Original article can be found here (source): Artificial Intelligence on Medium

AI Transparency will Lead to New Approaches

Historically, the issue of transparency comes down to one issue. Once an AI system is working, developers don’t know what’s going on inside. AI essentially becomes a black box with inputs and outputs. Developers can see that outputs usually correspond correctly to inputs, but they don’t know why. Then, when some erroneous output occurs, they can’t know why that occurs either. All of that makes such a system very difficult to improve. Enter new programs which can analyze the workings of an AI to explain what’s going on. In their famous 2016 paper “Why Should I Trust You?” Explaining the Predictions of Any Classifier,[by Marco Tulio Ribeiro, Sameer Singh, and Carlos Guestrin], the authors present some surprising results. When a husky dog was misidentified by AI as a wolf, they probed the AI and learned that the reason for the mis-categorization was the snow in the image. Many of the wolf pictures in the training set also contained snow. As a result, the authors concluded that the AI had developed a bias that pictures with snow were likely to be wolves not dogs. Ordinarily, you might think that directly probing the internals of the AI would be the way to resolve this issue, but that approach remains elusive. Instead, a program such as the open-source LIME used in this example makes small changes to the input image to see which changes alter the output. Ultimately, changing areas of snow to something else changed the result, while changing areas of the dog didn’t. That leads to a conclusion that the AI’s decision must have been based on the snow. With a program like LIME, many AI professionals are learning that AIs are often making decisions for reasons we didn’t expect.

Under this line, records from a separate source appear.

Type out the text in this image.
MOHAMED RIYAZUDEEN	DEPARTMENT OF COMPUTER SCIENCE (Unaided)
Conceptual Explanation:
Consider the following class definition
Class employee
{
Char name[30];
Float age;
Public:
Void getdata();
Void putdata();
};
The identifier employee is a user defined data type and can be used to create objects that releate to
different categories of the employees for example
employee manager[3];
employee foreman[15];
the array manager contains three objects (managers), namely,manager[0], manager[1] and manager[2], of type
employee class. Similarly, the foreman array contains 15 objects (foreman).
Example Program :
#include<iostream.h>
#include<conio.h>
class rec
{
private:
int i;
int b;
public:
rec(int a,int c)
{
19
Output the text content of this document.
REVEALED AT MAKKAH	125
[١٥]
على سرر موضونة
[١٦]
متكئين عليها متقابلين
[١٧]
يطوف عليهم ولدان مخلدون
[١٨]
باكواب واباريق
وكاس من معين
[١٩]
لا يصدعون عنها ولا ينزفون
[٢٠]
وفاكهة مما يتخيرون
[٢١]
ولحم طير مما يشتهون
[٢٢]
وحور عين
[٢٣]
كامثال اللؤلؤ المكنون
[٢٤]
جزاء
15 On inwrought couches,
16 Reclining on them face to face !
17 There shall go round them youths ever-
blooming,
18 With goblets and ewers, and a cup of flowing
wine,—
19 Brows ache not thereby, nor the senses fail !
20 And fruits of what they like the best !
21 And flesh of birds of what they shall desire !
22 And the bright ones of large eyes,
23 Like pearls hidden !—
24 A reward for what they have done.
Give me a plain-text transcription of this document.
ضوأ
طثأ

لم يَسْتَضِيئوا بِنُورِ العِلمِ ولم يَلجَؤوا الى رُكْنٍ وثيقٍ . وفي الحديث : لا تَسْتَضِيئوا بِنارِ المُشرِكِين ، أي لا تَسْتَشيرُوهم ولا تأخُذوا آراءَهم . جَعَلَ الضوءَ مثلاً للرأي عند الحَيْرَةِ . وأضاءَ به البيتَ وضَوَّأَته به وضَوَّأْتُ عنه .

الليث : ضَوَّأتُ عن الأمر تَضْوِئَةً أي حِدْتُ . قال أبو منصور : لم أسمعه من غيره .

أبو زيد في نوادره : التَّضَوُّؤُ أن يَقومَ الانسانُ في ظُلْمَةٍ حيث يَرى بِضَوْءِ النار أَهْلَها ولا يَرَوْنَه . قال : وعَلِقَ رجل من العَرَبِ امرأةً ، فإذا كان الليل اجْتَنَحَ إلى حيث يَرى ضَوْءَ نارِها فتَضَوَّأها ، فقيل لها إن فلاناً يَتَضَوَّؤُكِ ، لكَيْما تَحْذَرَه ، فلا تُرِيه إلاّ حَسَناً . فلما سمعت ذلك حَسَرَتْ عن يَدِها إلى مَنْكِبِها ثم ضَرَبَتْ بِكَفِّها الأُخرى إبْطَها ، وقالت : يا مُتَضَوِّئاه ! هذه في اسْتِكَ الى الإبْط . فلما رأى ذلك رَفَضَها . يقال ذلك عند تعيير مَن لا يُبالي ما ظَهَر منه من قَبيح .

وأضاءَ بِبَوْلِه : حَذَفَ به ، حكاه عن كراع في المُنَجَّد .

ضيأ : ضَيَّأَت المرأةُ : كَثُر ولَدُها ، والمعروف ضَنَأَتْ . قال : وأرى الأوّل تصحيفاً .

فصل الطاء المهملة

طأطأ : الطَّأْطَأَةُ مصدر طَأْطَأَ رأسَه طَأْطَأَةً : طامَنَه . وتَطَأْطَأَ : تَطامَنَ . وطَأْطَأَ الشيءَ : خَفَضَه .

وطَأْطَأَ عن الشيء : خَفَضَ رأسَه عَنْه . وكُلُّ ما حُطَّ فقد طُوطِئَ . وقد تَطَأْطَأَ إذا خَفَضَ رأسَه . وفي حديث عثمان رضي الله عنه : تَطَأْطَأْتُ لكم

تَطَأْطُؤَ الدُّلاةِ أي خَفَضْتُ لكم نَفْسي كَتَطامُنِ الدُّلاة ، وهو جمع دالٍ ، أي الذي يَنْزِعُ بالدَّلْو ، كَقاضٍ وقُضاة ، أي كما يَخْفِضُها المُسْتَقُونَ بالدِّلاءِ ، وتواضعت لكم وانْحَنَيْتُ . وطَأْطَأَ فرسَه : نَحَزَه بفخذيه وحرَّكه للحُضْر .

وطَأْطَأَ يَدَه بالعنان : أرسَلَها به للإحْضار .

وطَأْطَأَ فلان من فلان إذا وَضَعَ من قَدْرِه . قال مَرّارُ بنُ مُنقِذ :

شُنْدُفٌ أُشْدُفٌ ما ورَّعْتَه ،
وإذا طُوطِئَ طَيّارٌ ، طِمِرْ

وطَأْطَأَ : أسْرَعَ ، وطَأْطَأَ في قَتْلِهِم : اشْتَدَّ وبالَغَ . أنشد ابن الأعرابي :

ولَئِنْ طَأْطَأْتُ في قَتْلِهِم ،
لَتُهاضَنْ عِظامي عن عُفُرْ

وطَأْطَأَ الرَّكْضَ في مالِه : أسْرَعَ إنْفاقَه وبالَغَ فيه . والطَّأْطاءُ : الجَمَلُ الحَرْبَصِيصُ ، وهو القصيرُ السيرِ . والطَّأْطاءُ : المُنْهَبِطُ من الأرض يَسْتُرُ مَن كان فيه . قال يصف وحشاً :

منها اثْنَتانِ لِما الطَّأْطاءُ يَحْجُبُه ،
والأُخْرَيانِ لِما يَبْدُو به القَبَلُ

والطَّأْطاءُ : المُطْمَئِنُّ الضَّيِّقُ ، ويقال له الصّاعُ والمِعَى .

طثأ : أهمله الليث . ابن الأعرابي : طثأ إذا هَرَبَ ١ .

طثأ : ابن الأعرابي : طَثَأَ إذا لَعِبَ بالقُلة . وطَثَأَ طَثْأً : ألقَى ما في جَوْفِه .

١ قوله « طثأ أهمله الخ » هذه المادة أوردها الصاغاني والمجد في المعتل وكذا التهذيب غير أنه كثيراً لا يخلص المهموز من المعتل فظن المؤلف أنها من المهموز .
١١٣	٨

Regrettably, they are not making decisions for reasons of intelligence. Given this current state of affairs, AI professionals are recognizing that today’s AI looks more and more like sophisticated statistical analysis, and less and less like actual intelligence. To get to next step on the road to genuine intelligence, consider Moravec’s paradox which can be paraphrased as: the simpler an intelligence problem seems, the more difficult it is to implement. And saying something is “so simple any three-year-old can do it” is the absolute kiss of death.